Butir berikut yang akan saya kemukakan ialah : Jangan takut gagal! Ada tiga alasan untuk berfikir secara negatif:
(1)   Berfikir negatif itu sederhana
Orang yang berfikir negatif tidak mau repot dan selalu berusaha menghindari tanggung jawab. Dia berkata pada dirinya; “Buat apa sulit-sulit..” Kalau diserahi tugas orang semacam ini biasanya menghindar dengan alas an  “Saya sibuk..”
(2)   Berfikir negatif itu mudah.
Saya tidak berani mengikuti TOFL, selesai. Sikap semacam ini betul-betul mudah, tetapi orang yang demikian itu tidak akan maju dalam usahanya.
(3)   Berfikir negatif itu aman.
Orang yang berfikir negatif tidak berani mengambil resiko; dia selalu dihantui oleh pikiran “kalau saya gagal bagaimana? Saya malu kepada keluarga, saya malu kepada kawan-kawan.
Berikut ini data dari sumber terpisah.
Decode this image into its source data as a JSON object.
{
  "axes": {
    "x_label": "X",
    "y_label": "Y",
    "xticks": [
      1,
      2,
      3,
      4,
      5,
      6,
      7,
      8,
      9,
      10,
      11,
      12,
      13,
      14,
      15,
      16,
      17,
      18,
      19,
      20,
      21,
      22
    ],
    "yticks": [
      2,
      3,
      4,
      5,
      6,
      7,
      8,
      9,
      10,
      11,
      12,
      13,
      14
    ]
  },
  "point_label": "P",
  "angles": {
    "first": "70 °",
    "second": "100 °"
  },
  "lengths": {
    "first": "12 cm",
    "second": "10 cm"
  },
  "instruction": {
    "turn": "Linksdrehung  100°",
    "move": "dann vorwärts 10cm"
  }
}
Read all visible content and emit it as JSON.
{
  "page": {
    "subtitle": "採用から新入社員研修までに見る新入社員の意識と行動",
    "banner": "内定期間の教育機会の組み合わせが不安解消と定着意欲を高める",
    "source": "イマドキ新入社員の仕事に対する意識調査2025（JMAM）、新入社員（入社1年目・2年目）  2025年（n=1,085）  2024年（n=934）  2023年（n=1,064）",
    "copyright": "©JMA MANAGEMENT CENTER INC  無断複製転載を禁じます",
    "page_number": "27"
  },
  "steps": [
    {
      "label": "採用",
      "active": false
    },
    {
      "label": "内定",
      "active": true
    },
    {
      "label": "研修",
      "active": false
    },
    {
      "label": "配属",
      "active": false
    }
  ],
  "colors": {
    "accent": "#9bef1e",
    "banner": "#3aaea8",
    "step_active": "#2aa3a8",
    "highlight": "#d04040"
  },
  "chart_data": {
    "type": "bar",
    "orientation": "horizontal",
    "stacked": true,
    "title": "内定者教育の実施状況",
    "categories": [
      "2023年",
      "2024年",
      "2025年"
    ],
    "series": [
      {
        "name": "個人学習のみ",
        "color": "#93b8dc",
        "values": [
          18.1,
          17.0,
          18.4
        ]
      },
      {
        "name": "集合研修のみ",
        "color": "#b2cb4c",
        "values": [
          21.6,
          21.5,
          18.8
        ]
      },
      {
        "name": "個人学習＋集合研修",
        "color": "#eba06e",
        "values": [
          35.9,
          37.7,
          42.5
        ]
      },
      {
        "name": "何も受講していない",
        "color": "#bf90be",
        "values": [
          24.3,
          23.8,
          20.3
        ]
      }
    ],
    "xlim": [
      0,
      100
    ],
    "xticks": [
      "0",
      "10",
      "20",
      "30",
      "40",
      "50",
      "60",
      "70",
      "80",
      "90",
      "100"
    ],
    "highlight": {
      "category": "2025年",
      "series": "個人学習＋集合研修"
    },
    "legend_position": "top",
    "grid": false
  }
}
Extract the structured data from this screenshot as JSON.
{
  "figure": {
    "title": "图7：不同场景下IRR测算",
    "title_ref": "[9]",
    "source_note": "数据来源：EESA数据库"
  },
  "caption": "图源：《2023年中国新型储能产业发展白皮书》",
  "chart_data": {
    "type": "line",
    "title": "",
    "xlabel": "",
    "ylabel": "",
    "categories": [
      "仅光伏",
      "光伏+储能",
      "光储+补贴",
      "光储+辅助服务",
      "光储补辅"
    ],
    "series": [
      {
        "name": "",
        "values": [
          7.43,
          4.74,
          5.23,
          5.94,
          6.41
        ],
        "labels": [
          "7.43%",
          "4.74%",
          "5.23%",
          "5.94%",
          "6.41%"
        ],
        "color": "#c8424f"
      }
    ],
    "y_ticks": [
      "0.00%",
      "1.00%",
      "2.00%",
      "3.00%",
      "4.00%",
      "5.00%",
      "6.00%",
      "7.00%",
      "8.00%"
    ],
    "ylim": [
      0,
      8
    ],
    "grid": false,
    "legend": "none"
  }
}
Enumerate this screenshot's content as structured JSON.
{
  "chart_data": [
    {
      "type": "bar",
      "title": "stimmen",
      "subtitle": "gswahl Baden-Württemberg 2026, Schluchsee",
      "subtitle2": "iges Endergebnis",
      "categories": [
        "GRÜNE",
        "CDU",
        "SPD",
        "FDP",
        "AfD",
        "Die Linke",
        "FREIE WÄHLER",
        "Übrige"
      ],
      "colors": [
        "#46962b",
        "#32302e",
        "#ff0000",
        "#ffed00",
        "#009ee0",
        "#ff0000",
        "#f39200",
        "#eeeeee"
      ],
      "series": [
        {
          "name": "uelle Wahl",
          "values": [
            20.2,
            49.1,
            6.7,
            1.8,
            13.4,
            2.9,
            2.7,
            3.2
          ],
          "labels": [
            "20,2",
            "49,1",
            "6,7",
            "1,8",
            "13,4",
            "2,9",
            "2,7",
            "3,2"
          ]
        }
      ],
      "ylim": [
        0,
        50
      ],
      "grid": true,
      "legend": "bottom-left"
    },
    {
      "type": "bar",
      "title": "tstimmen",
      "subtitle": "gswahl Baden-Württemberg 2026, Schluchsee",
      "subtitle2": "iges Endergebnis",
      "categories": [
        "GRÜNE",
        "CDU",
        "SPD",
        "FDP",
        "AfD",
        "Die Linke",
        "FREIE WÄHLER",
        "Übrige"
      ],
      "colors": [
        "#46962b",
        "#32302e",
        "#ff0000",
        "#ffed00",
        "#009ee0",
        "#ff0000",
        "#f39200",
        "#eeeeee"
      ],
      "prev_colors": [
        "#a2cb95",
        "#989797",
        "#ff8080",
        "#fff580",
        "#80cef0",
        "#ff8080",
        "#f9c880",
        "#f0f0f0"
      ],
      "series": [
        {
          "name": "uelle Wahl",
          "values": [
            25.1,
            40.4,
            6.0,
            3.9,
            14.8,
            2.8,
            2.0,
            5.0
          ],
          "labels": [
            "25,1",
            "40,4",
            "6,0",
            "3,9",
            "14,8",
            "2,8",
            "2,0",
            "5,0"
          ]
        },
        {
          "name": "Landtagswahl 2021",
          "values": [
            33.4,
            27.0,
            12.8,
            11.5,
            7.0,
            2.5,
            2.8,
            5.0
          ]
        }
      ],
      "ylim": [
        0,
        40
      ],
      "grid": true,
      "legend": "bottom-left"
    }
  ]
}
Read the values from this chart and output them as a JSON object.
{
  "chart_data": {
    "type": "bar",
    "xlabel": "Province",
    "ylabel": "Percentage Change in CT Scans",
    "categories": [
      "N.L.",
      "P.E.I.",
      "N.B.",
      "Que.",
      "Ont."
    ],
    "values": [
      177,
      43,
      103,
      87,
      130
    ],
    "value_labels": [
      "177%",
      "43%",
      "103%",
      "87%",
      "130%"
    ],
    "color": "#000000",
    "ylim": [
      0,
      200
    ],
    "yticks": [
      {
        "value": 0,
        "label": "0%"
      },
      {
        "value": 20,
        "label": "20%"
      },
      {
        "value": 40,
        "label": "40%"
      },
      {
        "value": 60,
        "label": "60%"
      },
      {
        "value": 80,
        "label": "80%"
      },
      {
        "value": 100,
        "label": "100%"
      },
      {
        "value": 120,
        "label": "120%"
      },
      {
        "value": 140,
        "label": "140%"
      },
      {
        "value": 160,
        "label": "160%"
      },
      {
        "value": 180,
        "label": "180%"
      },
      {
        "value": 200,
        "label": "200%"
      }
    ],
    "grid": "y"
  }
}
            Dari apa yang saya kemukakan dapat ditarik kesimpulan:
a)      Kalau kita kurang pintar, maka hal ini hendaknya dikompensasi dengan bekerja keras, yakni harus rajin,
b)      Motivasi merupakan faktor yang amat penting. Sukses atau gagalnya suatu usaha pada dasarnya ditentukan oleh motivasi,
c)      Berfikir secara negatif memang sederhana, mudah, dan aman, tetapi harus kita hindari apabila kita ingin maju.



DUNIA IMPIAN


Ketika duduk di terminal , di bandar udara,
di ruang tunggu praktek dokter, di balai desa,
kulihat orang-orang di sekitarku duduk membaca buku,
dan aku bertanya di negeri mana gerangan aku sekarang.

Ketika berjalan sepanjang gang antara rak-rak panjang,
di perpustakaan yang mengandung ratusan ribu buku,
dan cahaya lampunya terang benderang,
kulihat anak-anak muda dan anak-anak tua
sibuk membaca dan menuliskan catatan,
dan aku bertanya di negeri mana aku sekarang.

Ketika bertandang di sebuah toko,
warna-warni produk yang dipajang terbentang,
orang-orang memborong itu barang
dan mereka berdiri beraturan di depan tempat pembayaran
dan sekali lagi aku bertanya di negeri mana aku sekarang


Terima kasih, semoga apa yang saya sampaikan kali ini bermanfaat bagi kita semua. Amin.